We had staked out a comfortable spot in the middle of the ballroom. But this wasn’t going to be good enough for me; I moved to the very front. My neck was wrenched and the sound quality was awful, but I needed the connection with the band. I wanted to look into the eyes of men with whom I shared a common adolescence. Men that had driven the same streets of Stillwater, who had felt love and broken hearts in that town, who had closed down the same bars as I when loneliness needed one more drink. I also wanted them to know that I supported them fully as a brother from the same distant place and culture. Our paths to Webster Hall could not have been more different if you’d tasked a child with a crayon to plan them. But we had started in the same place, and managed to rendezvous for that evening – and I wanted them to know that that wasn’t trivial to me. We had all worked hard, and I was enjoying what they were providing; they needed to know.
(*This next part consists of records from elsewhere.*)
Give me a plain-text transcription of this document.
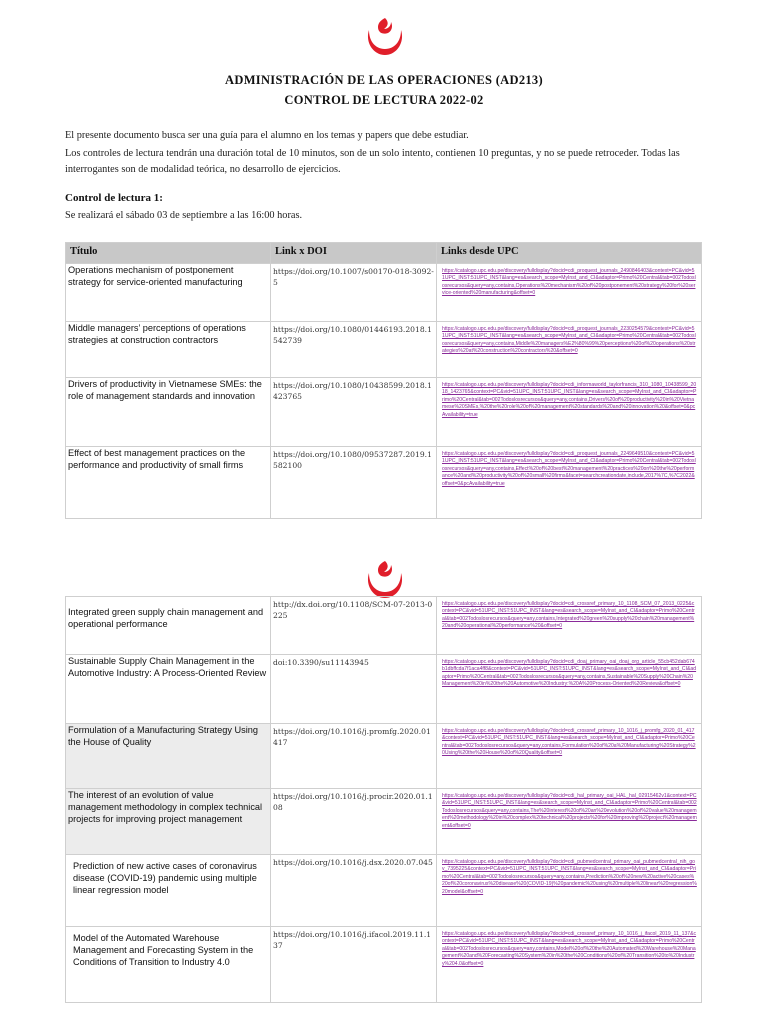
ADMINISTRACIÓN DE LAS OPERACIONES (AD213)
CONTROL DE LECTURA 2022-02
El presente documento busca ser una guía para el alumno en los temas y papers que debe estudiar.
Los controles de lectura tendrán una duración total de 10 minutos, son de un solo intento, contienen 10 preguntas, y no se puede retroceder. Todas las interrogantes son de modalidad teórica, no desarrollo de ejercicios.
Control de lectura 1:
Se realizará el sábado 03 de septiembre a las 16:00 horas.
Título	Link x DOI	Links desde UPC
Operations mechanism of postponement strategy for service-oriented manufacturing	https://doi.org/10.1007/s00170-018-3092-5	https://catalogo.upc.edu.pe/discovery/fulldisplay?docid=cdi_proquest_journals_2490846403&context=PC&vid=51UPC_INST:51UPC_INST&lang=es&search_scope=MyInst_and_CI&adaptor=Primo%20Central&tab=002Todoslosrecursos&query=any,contains,Operations%20mechanism%20of%20postponement%20strategy%20for%20service-oriented%20manufacturing&offset=0

Middle managers’ perceptions of operations strategies at construction contractors	https://doi.org/10.1080/01446193.2018.1542739	https://catalogo.upc.edu.pe/discovery/fulldisplay?docid=cdi_proquest_journals_2230254579&context=PC&vid=51UPC_INST:51UPC_INST&lang=es&search_scope=MyInst_and_CI&adaptor=Primo%20Central&tab=002Todoslosrecursos&query=any,contains,Middle%20managers%E2%80%99%20perceptions%20of%20operations%20strategies%20at%20construction%20contractors%20&offset=0

Drivers of productivity in Vietnamese SMEs: the role of management standards and innovation	https://doi.org/10.1080/10438599.2018.1423765	https://catalogo.upc.edu.pe/discovery/fulldisplay?docid=cdi_informaworld_taylorfrancis_310_1080_10438599_2018_1423765&context=PC&vid=51UPC_INST:51UPC_INST&lang=es&search_scope=MyInst_and_CI&adaptor=Primo%20Central&tab=002Todoslosrecursos&query=any,contains,Drivers%20of%20productivity%20in%20Vietnamese%20SMEs,%20the%20role%20of%20management%20standards%20and%20innovation%20&offset=0&pcAvailability=true

Effect of best management practices on the performance and productivity of small firms	https://doi.org/10.1080/09537287.2019.1582100	https://catalogo.upc.edu.pe/discovery/fulldisplay?docid=cdi_proquest_journals_2249649510&context=PC&vid=51UPC_INST:51UPC_INST&lang=es&search_scope=MyInst_and_CI&adaptor=Primo%20Central&tab=002Todoslosrecursos&query=any,contains,Effect%20of%20best%20management%20practices%20on%20the%20performance%20and%20productivity%20of%20small%20firms&facet=searchcreationdate,include,2017%7C,%7C2022&offset=0&pcAvailability=true
Integrated green supply chain management and operational performance	http://dx.doi.org/10.1108/SCM-07-2013-0225	https://catalogo.upc.edu.pe/discovery/fulldisplay?docid=cdi_crossref_primary_10_1108_SCM_07_2013_0225&context=PC&vid=51UPC_INST:51UPC_INST&lang=es&search_scope=MyInst_and_CI&adaptor=Primo%20Central&tab=002Todoslosrecursos&query=any,contains,Integrated%20green%20supply%20chain%20management%20and%20operational%20performance%20&offset=0

Sustainable Supply Chain Management in the Automotive Industry: A Process-Oriented Review	doi:10.3390/su11143945	https://catalogo.upc.edu.pe/discovery/fulldisplay?docid=cdi_doaj_primary_oai_doaj_org_article_55cb452dab674b1dbffcda7f1aca4ff8&context=PC&vid=51UPC_INST:51UPC_INST&lang=es&search_scope=MyInst_and_CI&adaptor=Primo%20Central&tab=002Todoslosrecursos&query=any,contains,Sustainable%20Supply%20Chain%20Management%20in%20the%20Automotive%20Industry:%20A%20Process-Oriented%20Review&offset=0

Formulation of a Manufacturing Strategy Using the House of Quality	https://doi.org/10.1016/j.promfg.2020.01417	https://catalogo.upc.edu.pe/discovery/fulldisplay?docid=cdi_crossref_primary_10_1016_j_promfg_2020_01_417&context=PC&vid=51UPC_INST:51UPC_INST&lang=es&search_scope=MyInst_and_CI&adaptor=Primo%20Central&tab=002Todoslosrecursos&query=any,contains,Formulation%20of%20a%20Manufacturing%20Strategy%20Using%20the%20House%20of%20Quality&offset=0

The interest of an evolution of value management methodology in complex technical projects for improving project management	https://doi.org/10.1016/j.procir.2020.01.108	https://catalogo.upc.edu.pe/discovery/fulldisplay?docid=cdi_hal_primary_oai_HAL_hal_02915462v1&context=PC&vid=51UPC_INST:51UPC_INST&lang=es&search_scope=MyInst_and_CI&adaptor=Primo%20Central&tab=002Todoslosrecursos&query=any,contains,The%20interest%20of%20an%20evolution%20of%20value%20management%20methodology%20in%20complex%20technical%20projects%20for%20improving%20project%20management&offset=0

Prediction of new active cases of coronavirus disease (COVID-19) pandemic using multiple linear regression model	https://doi.org/10.1016/j.dsx.2020.07.045	https://catalogo.upc.edu.pe/discovery/fulldisplay?docid=cdi_pubmedcentral_primary_oai_pubmedcentral_nih_gov_7395225&context=PC&vid=51UPC_INST:51UPC_INST&lang=es&search_scope=MyInst_and_CI&adaptor=Primo%20Central&tab=002Todoslosrecursos&query=any,contains,Prediction%20of%20new%20active%20cases%20of%20coronavirus%20disease%20(COVID-19)%20pandemic%20using%20multiple%20linear%20regression%20model&offset=0

Model of the Automated Warehouse Management and Forecasting System in the Conditions of Transition to Industry 4.0	https://doi.org/10.1016/j.ifacol.2019.11.137	https://catalogo.upc.edu.pe/discovery/fulldisplay?docid=cdi_crossref_primary_10_1016_j_ifacol_2019_11_137&context=PC&vid=51UPC_INST:51UPC_INST&lang=es&search_scope=MyInst_and_CI&adaptor=Primo%20Central&tab=002Todoslosrecursos&query=any,contains,Model%20of%20the%20Automated%20Warehouse%20Management%20and%20Forecasting%20System%20in%20the%20Conditions%20of%20Transition%20to%20Industry%204.0&offset=0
I spent the remainder of the concert poised there at the front, singing and shaking my hind-quarters surrounded by strangers doing the same. I did momentarily run down to the coat-check to shed my striped blazer (no need for style at this point), don my trucker hat and grab a folded-up Oklahoma flag that I wanted to give as a thanks to the ‘Boys from Oklahoma’. I gave the flag to the guitar tech and reassumed my posted at the front of the now crowded ballroom. Grady Cross acknowledged my now-exposed Mike McClure Band T-shirt with a swipe across his chest, a nod and a smile. The remainder of the show was packed with classics from my years in Stillwater. I reveled. Finally the show was over. I excitedly found my friends who had managed to enjoy themselves despite my absence.

We stuck around for the following act, Cowboy Mouth. It was a riot, but I wanted to find CCR and hang out. I struck up a conversation with the merchandizing guy, Nathan, on the return leg of a restroom trip. He went to high school in Dewey, OK, so it was easy enough to make a connection and get some information from him, “The band is hanging out and having a few bears at the ‘Thursday Scholar’ around the corner”. Uncertain of the name I replied, “The Thursday Scholar?” He nodded. I was off. I grabbed my friends, asking in the hustle if they knew where the ‘Thursday Scholar’ was. The more knowledgeable of the friends howled, “The Thursday scholar?” “Yes, do you know it?” I replied. She erupted in laughter!! “I believe you mean the ‘Thirsty Scholar’” she chuckled. Certainly chagrinned, but firmly undeterred, we set-out for a “scholarly” place to imbibe with rock stars.

Sunday, March 16, 2008

Total Recall - a preface

Trying to recall and document memories that are worth recalling and documenting is a valiant but nearly futile task. Unfortunately, the recall of these memories is too often inadequate to actually fuel a worthy documentation of the excitement felt when having an experience worth documentation. I suppose it can be likened to describe eating a perfect steak. Writing or speaking of a perfect steak becomes a barrage of half-cocked adjectives and superlatives (e.g., juicy, tender, crispy, sultry, etc.). Once items pass the bucal cavity they will never taste the same again, and the future recall of the taste, and enjoyment thereof, could never rival that of the moment. Such is the case with memories… especially good ones. The main character in Wallace Stegner’s Pulitzer Prize winning novel ‘The Angel of Repose’ describes this as a “Doppler effect”. He views it as a train or car driving by us, or through us, that can never be experienced the same way leaving as it is approach. We often expect objectivity when we know very well that experiences that are worth remembering, moreover documenting, will likely change us and therefore cannot be viewed from the point at which we experienced them. However, document we must. Express I must, and express I will.